Mboweni announces government wage freeze in medium-term budget policy statement


Finance Minister Tito Mboweni announced spending cuts to offset falling tax revenue in his MTBPS.

On 28 October, in his medium-term budget policy statement, Finance Minister Tito Mboweni revealed National Treasury's plans to freeze public sector wages for the next three years, to help cut its salary bill. This is one of several measures to contain a growing budget deficit.

The economy was already in recession before the Covid-19 pandemic struck in March, so restrictions on people and business aggravated already dire socio-economic woes.

The consolidated budget deficit is projected at 15.7 percent of gross domestic product (GDP) for the fiscal year 2020/21 ending next March, more than double last fiscal year’s 6.4 percent shortfall, and the widest gap in the post-apartheid era.

The economy has contracted 7.8 percent in 2020, while public debt has ballooned to more than three quarters of GDP.

South Africa has 1.3 million public sector employees, whose collective wages now make up 11 percent of GDP, up from nine percent in 2004/05. The National Treasury is seeking nearly R311 billion ($19 billion) in wage bill reductions by 2023/24.

The wage-freeze plan is likely to cause disagreement with labour unions, given that unions affiliated to the trade union federation Cosatu have already taken the government to court to challenge its failure to honour the pay increases for the last year of the 2018 three-year wage deal.

Treasury said the government was working to formulate its position on pay ahead of the next round of wage negotiations.

More than 80 percent of the total compensation reductions will be made in the education, health and peace and security sectors, Treasury said. It is pinning its economic recovery hopes on more spending on infrastructure investment.

Gerhard Kotzé, MD of the RealNet estate agency group, says that while the real estate sector is currently performing very well in spite of the major contraction in the economy this year, it will be difficult to sustain this momentum without the consumer and business confidence that comes from a growing economy in which new jobs are being created.

“In addition, it was good to hear that the applications that will allow cities such as Cape Town and Johannesburg to provide their own power are being fast tracked – and that almost 12MW of additional power from Independent Power Producers will be available soon. This will hopefully mean that loadshedding becomes a thing of the past.”
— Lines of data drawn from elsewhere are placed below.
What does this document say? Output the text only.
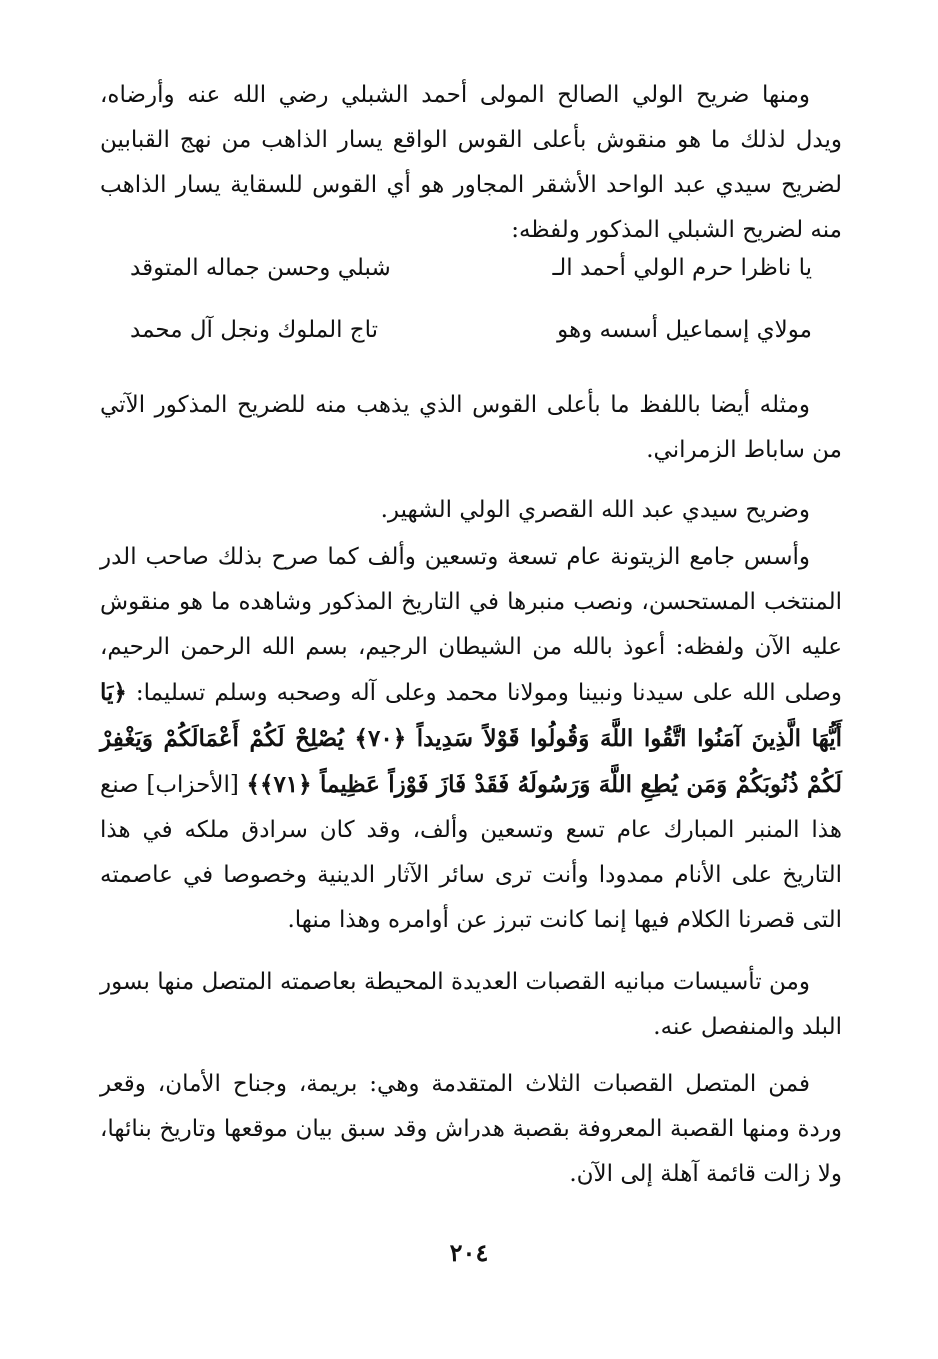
ومنها ضريح الولي الصالح المولى أحمد الشبلي رضي الله عنه وأرضاه، ويدل لذلك ما هو منقوش بأعلى القوس الواقع يسار الذاهب من نهج القبابين لضريح سيدي عبد الواحد الأشقر المجاور هو أي القوس للسقاية يسار الذاهب منه لضريح الشبلي المذكور ولفظه:

يا ناظرا حرم الولي أحمد الـ
شبلي وحسن جماله المتوقد
مولاي إسماعيل أسسه وهو
تاج الملوك ونجل آل محمد

ومثله أيضا باللفظ ما بأعلى القوس الذي يذهب منه للضريح المذكور الآتي من ساباط الزمراني.

وضريح سيدي عبد الله القصري الولي الشهير.

وأسس جامع الزيتونة عام تسعة وتسعين وألف كما صرح بذلك صاحب الدر المنتخب المستحسن، ونصب منبرها في التاريخ المذكور وشاهده ما هو منقوش عليه الآن ولفظه: أعوذ بالله من الشيطان الرجيم، بسم الله الرحمن الرحيم، وصلى الله على سيدنا ونبينا ومولانا محمد وعلى آله وصحبه وسلم تسليما: ﴿يَا أَيُّهَا الَّذِينَ آمَنُوا اتَّقُوا اللَّهَ وَقُولُوا قَوْلاً سَدِيداً ﴿٧٠﴾ يُصْلِحْ لَكُمْ أَعْمَالَكُمْ وَيَغْفِرْ لَكُمْ ذُنُوبَكُمْ وَمَن يُطِعِ اللَّهَ وَرَسُولَهُ فَقَدْ فَازَ فَوْزاً عَظِيماً ﴿٧١﴾﴾ [الأحزاب] صنع هذا المنبر المبارك عام تسع وتسعين وألف، وقد كان سرادق ملكه في هذا التاريخ على الأنام ممدودا وأنت ترى سائر الآثار الدينية وخصوصا في عاصمته التى قصرنا الكلام فيها إنما كانت تبرز عن أوامره وهذا منها.

ومن تأسيسات مبانيه القصبات العديدة المحيطة بعاصمته المتصل منها بسور البلد والمنفصل عنه.

فمن المتصل القصبات الثلاث المتقدمة وهي: بريمة، وجناح الأمان، وقعر وردة ومنها القصبة المعروفة بقصبة هدراش وقد سبق بيان موقعها وتاريخ بنائها، ولا زالت قائمة آهلة إلى الآن.

٢٠٤
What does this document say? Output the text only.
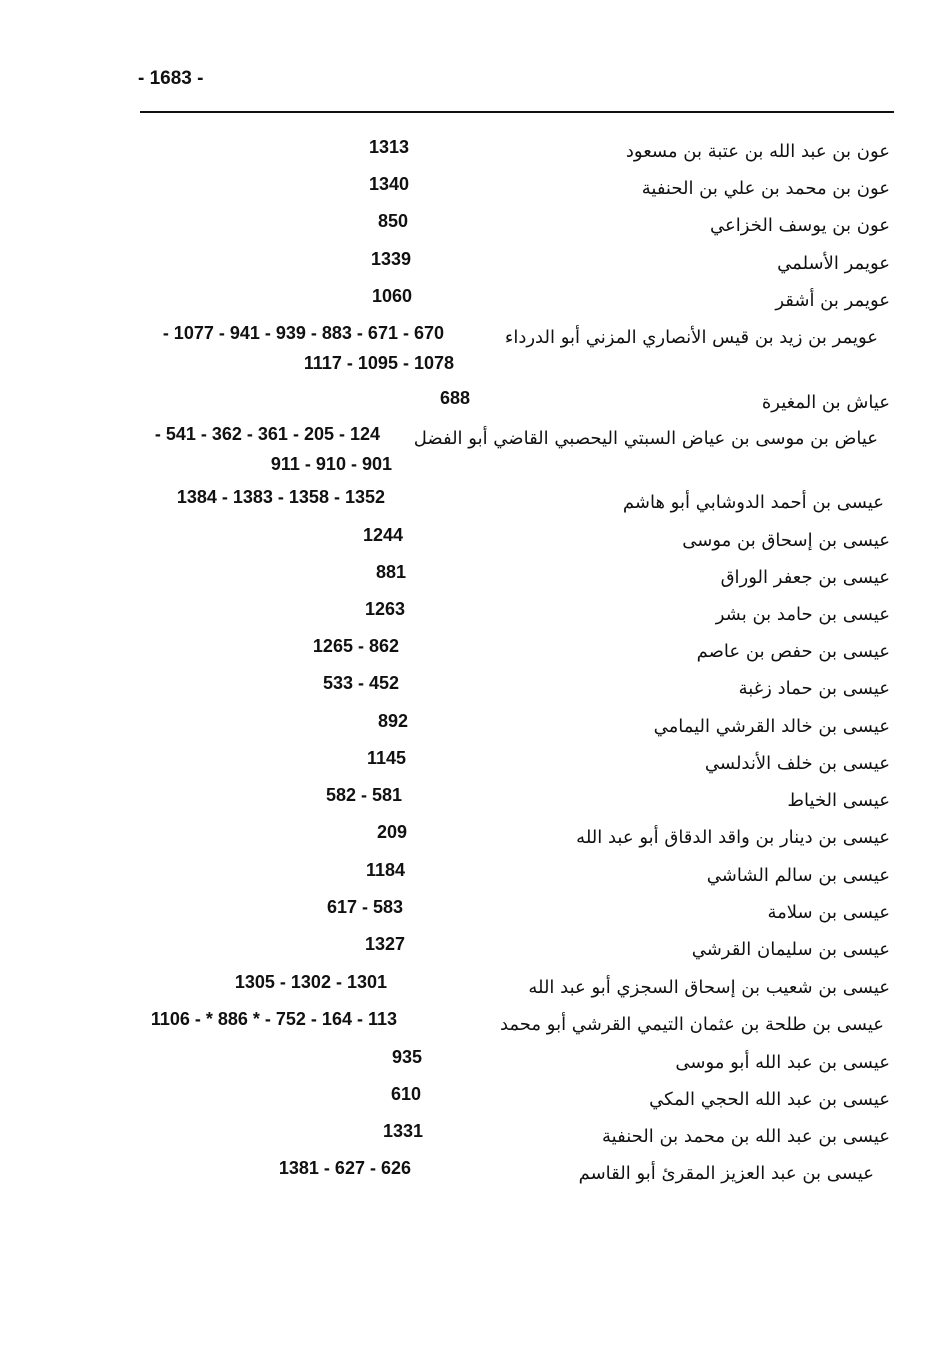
- 1683 -
عون بن عبد الله بن عتبة بن مسعود
1313
عون بن محمد بن علي بن الحنفية
1340
عون بن يوسف الخزاعي
850
عويمر الأسلمي
1339
عويمر بن أشقر
1060
عويمر بن زيد بن قيس الأنصاري المزني أبو الدرداء
- 1077 - 941 - 939 - 883 - 671 - 670
1117 - 1095 - 1078
عياش بن المغيرة
688
عياض بن موسى بن عياض السبتي اليحصبي القاضي أبو الفضل
- 541 - 362 - 361 - 205 - 124
911 - 910 - 901
عيسى بن أحمد الدوشابي أبو هاشم
1384 - 1383 - 1358 - 1352
عيسى بن إسحاق بن موسى
1244
عيسى بن جعفر الوراق
881
عيسى بن حامد بن بشر
1263
عيسى بن حفص بن عاصم
1265 - 862
عيسى بن حماد زغبة
533 - 452
عيسى بن خالد القرشي اليمامي
892
عيسى بن خلف الأندلسي
1145
عيسى الخياط
582 - 581
عيسى بن دينار بن واقد الدقاق أبو عبد الله
209
عيسى بن سالم الشاشي
1184
عيسى بن سلامة
617 - 583
عيسى بن سليمان القرشي
1327
عيسى بن شعيب بن إسحاق السجزي أبو عبد الله
1305 - 1302 - 1301
عيسى بن طلحة بن عثمان التيمي القرشي أبو محمد
1106 - * 886 * - 752 - 164 - 113
عيسى بن عبد الله أبو موسى
935
عيسى بن عبد الله الحجي المكي
610
عيسى بن عبد الله بن محمد بن الحنفية
1331
عيسى بن عبد العزيز المقرئ أبو القاسم
1381 - 627 - 626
However, he says some serious concerns remained unanswered, the first of these being what new taxes or tax increases South Africans can expect in the light of the huge increase in the Budget deficit. It does not seem likely that this revenue shortfall can be recovered solely by cutting public spending, especially since there is such resistance to cutting the public sector wage bill.

Palesa Mabasa, FNB Gauteng south west segment head, says the statement highlights the need for fiscal rehabilitation to rebuild, rehabilitate and recover.

Palesa asserts that the short-term focus on building infrastructure, expanding electricity generation, allocating digital spectrum and supporting rapid industrialisation could mean increased opportunities for SMEs who are players in the infrastructure value chain. It could also mean improved electricity supply, leading to fewer interruptions due to load shedding/load reduction and cheaper data costs assisting ecommerce and running overheads to decrease.

Palesa expects that in the long term, the R12.6 billion that has been allocated to fund employment initiatives will lead to increased economic stimulus and GDP growth. “SMEs must ensure they are positioned to take advantage of this by ensuring all compliance and procurement requirements are up to date and correct,” she says

The MTBPS’s main features include:

  • Treasury expects to raise a net R143 billion in domestic short-term loans in the fiscal year through March, and an average of R66,7 billion annually over the next three years.
  • It intends raising R462,5 billion in domestic long-term loans this year, and an annual average of R469,9 billion over the following three years.
  • Foreign loans totalling R121,8 billion are set to be raised this year, R49.4 billion in 2021-22 and R49,3 billion in the year after that.
  • Gross loan debt is expected to rise to R5,54 trillion, or 92.9 percent of gross domestic product, in 2023-24, from R3,97 trillion, or 81.8 percent, this fiscal year.
  • Debt-service costs are projected to increase to R353,1 billion in 2023-24, from R233 billion.